Une expression inventée par le trio new-yorkais caractérise parfaitement ce délirant collage sonore édifié avec des bribes de pop FM 70’s, de funk et d’easy-listening : sampladelic. Since I left you s’appréhende comme un flux mouvant et ininterrompu de 18 titres, un fourmillement schizophrénique de petites boucles perpétuellement renouvelées, laissant l’auditeur sans repère, perdu dans un bric-à-brac sonore où se télescopent hennissements de chevaux, blips acid, chœurs de music-hall et clochettes célestes : « c’est l’enthousiasme de la jeunesse.
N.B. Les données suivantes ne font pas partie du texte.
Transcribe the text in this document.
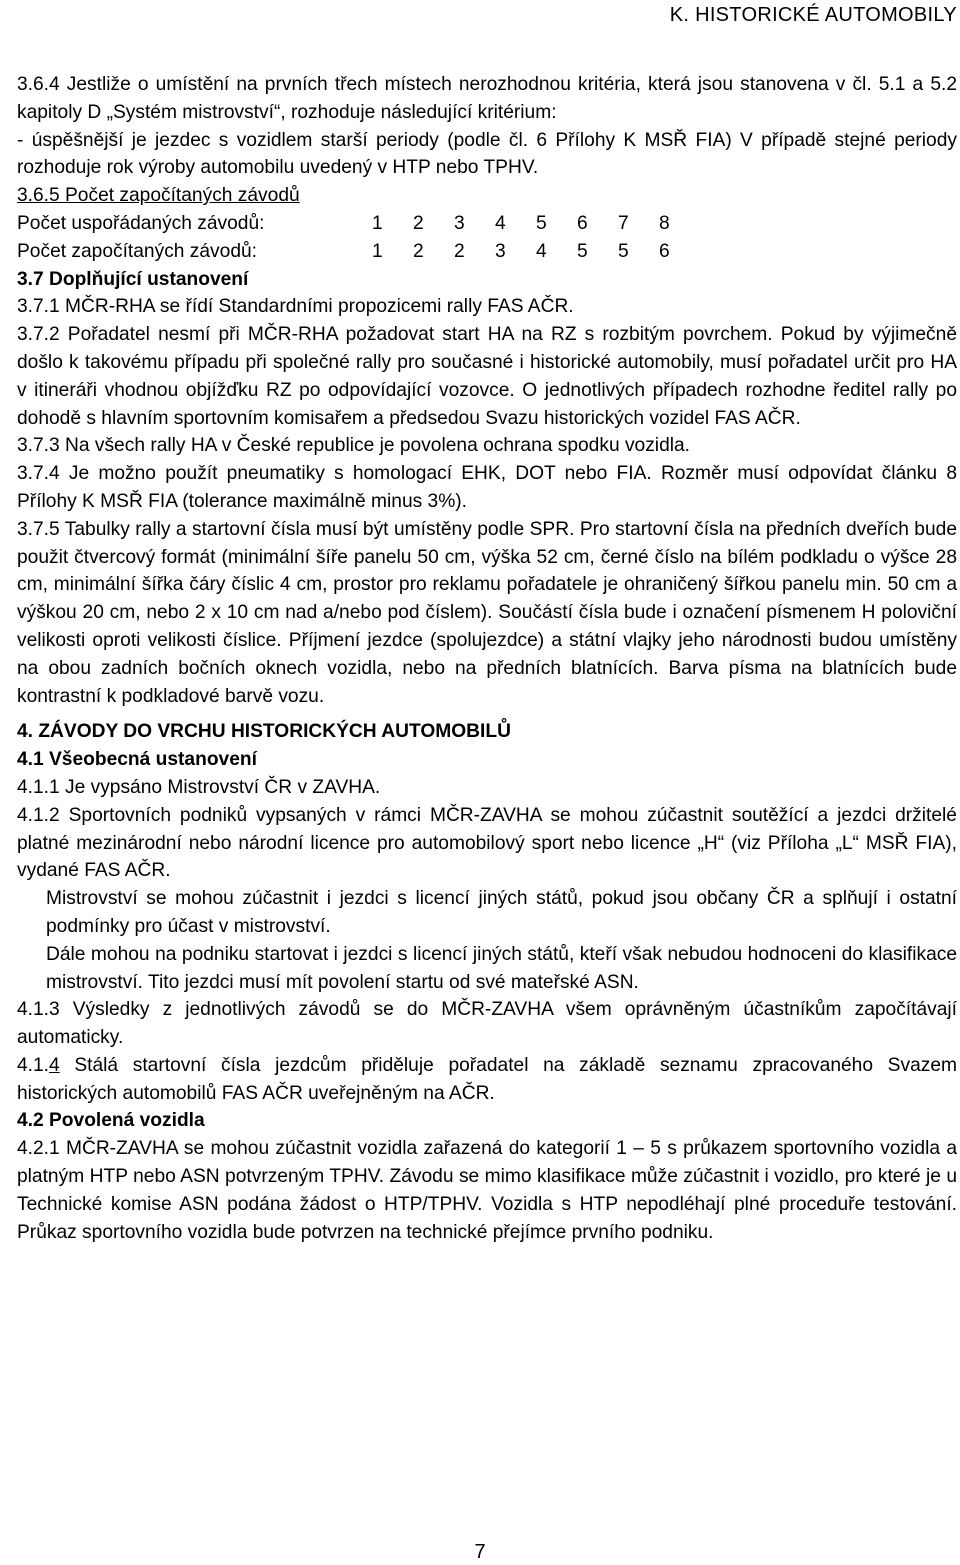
K. HISTORICKÉ AUTOMOBILY

3.6.4 Jestliže o umístění na prvních třech místech nerozhodnou kritéria, která jsou stanovena v čl. 5.1 a 5.2 kapitoly D „Systém mistrovství“, rozhoduje následující kritérium:

- úspěšnější je jezdec s vozidlem starší periody (podle čl. 6 Přílohy K MSŘ FIA) V případě stejné periody rozhoduje rok výroby automobilu uvedený v HTP nebo TPHV.

3.6.5 Počet započítaných závodů

Počet uspořádaných závodů:	1 2 3 4 5 6 7 8

Počet započítaných závodů:	1 2 2 3 4 5 5 6

3.7 Doplňující ustanovení

3.7.1 MČR-RHA se řídí Standardními propozicemi rally FAS AČR.

3.7.2 Pořadatel nesmí při MČR-RHA požadovat start HA na RZ s rozbitým povrchem. Pokud by výjimečně došlo k takovému případu při společné rally pro současné i historické automobily, musí pořadatel určit pro HA v itineráři vhodnou objížďku RZ po odpovídající vozovce. O jednotlivých případech rozhodne ředitel rally po dohodě s hlavním sportovním komisařem a předsedou Svazu historických vozidel FAS AČR.

3.7.3 Na všech rally HA v České republice je povolena ochrana spodku vozidla.

3.7.4 Je možno použít pneumatiky s homologací EHK, DOT nebo FIA. Rozměr musí odpovídat článku 8 Přílohy K MSŘ FIA (tolerance maximálně minus 3%).

3.7.5 Tabulky rally a startovní čísla musí být umístěny podle SPR. Pro startovní čísla na předních dveřích bude použit čtvercový formát (minimální šíře panelu 50 cm, výška 52 cm, černé číslo na bílém podkladu o výšce 28 cm, minimální šířka čáry číslic 4 cm, prostor pro reklamu pořadatele je ohraničený šířkou panelu min. 50 cm a výškou 20 cm, nebo 2 x 10 cm nad a/nebo pod číslem). Součástí čísla bude i označení písmenem H poloviční velikosti oproti velikosti číslice. Příjmení jezdce (spolujezdce) a státní vlajky jeho národnosti budou umístěny na obou zadních bočních oknech vozidla, nebo na předních blatnících. Barva písma na blatnících bude kontrastní k podkladové barvě vozu.

4. ZÁVODY DO VRCHU HISTORICKÝCH AUTOMOBILŮ

4.1 Všeobecná ustanovení

4.1.1 Je vypsáno Mistrovství ČR v ZAVHA.

4.1.2 Sportovních podniků vypsaných v rámci MČR-ZAVHA se mohou zúčastnit soutěžící a jezdci držitelé platné mezinárodní nebo národní licence pro automobilový sport nebo licence „H“ (viz Příloha „L“ MSŘ FIA), vydané FAS AČR.

Mistrovství se mohou zúčastnit i jezdci s licencí jiných států, pokud jsou občany ČR a splňují i ostatní podmínky pro účast v mistrovství.

Dále mohou na podniku startovat i jezdci s licencí jiných států, kteří však nebudou hodnoceni do klasifikace mistrovství. Tito jezdci musí mít povolení startu od své mateřské ASN.

4.1.3 Výsledky z jednotlivých závodů se do MČR-ZAVHA všem oprávněným účastníkům započítávají automaticky.

4.1.4 Stálá startovní čísla jezdcům přiděluje pořadatel na základě seznamu zpracovaného Svazem historických automobilů FAS AČR uveřejněným na AČR.

4.2 Povolená vozidla

4.2.1 MČR-ZAVHA se mohou zúčastnit vozidla zařazená do kategorií 1 – 5 s průkazem sportovního vozidla a platným HTP nebo ASN potvrzeným TPHV. Závodu se mimo klasifikace může zúčastnit i vozidlo, pro které je u Technické komise ASN podána žádost o HTP/TPHV. Vozidla s HTP nepodléhají plné proceduře testování. Průkaz sportovního vozidla bude potvrzen na technické přejímce prvního podniku.

7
Nous avons voulu tout mettre dans ce premier album. Avec le recul, nous savons maintenant qu’il faut savoir se limiter… » Une œuvre déroutante qui ressemble à un mauvais trip de Brian Wilson pendant une session de Smile… Coïncidence ? Van Dyke Parks a accepté de chanter sur le prochain maxi de The Avalanches : « nous adorons son album Discover America et en recherchant le nom de l’artiste qui a réalisé la pochette nous sommes tombés sur l’adresse e-mail de Van Dyke Parks. Darren lui a envoyé un message et ils ont commencé à correspondre. On lui a envoyé notre CD. Il est d’accord pour chanter sur un morceau mais il est très occupé pour le moment. »
Le seul featuring de l’album est une déconstruction lettriste d’un freestyle du Saïan Supa Crew, remixé sur un beat acid : « Dexter (un des deux DJ de The Avalanches) les a croisés dans un hôtel pendant le DMC-championship à New York, en 1999. Comme il emmène toujours sa caméra DV, il les a filmés en train d’improviser : on a ensuite samplé la bande-son du film. » Pour brouiller encore plus les cartes (-sons), The Avalanches est en réalité un groupe à géométrie variable. En studio, les maîtres d’œuvre sont Robbie et Darren. Les autres membres (Gordon McQuilten, Tony Diblasi, Dexter Fabay et James De La Cruz) alimentent les deux architectes sonores en samples et participent aux concerts : « nous n’essayons pas de refaire l’album en live. Ce serait impossible. Nous préférons faire des reprises de nos chansons avec guitare, basse, batterie et orgue, comme un groupe garage faisant des covers de nos chansons… On joue, et ensuite Dexter et James font leur DJ set en duo. En première partie, nous invitons toujours un vieux big-band ou un orchestre hawaïen. » The Avalanches ? Le Monstre de Tasmanie dévorant du vinyle à pleines dents, connecté à l’esprit baroque de Van Dyke Parks. Un mix sauvage et éreintant.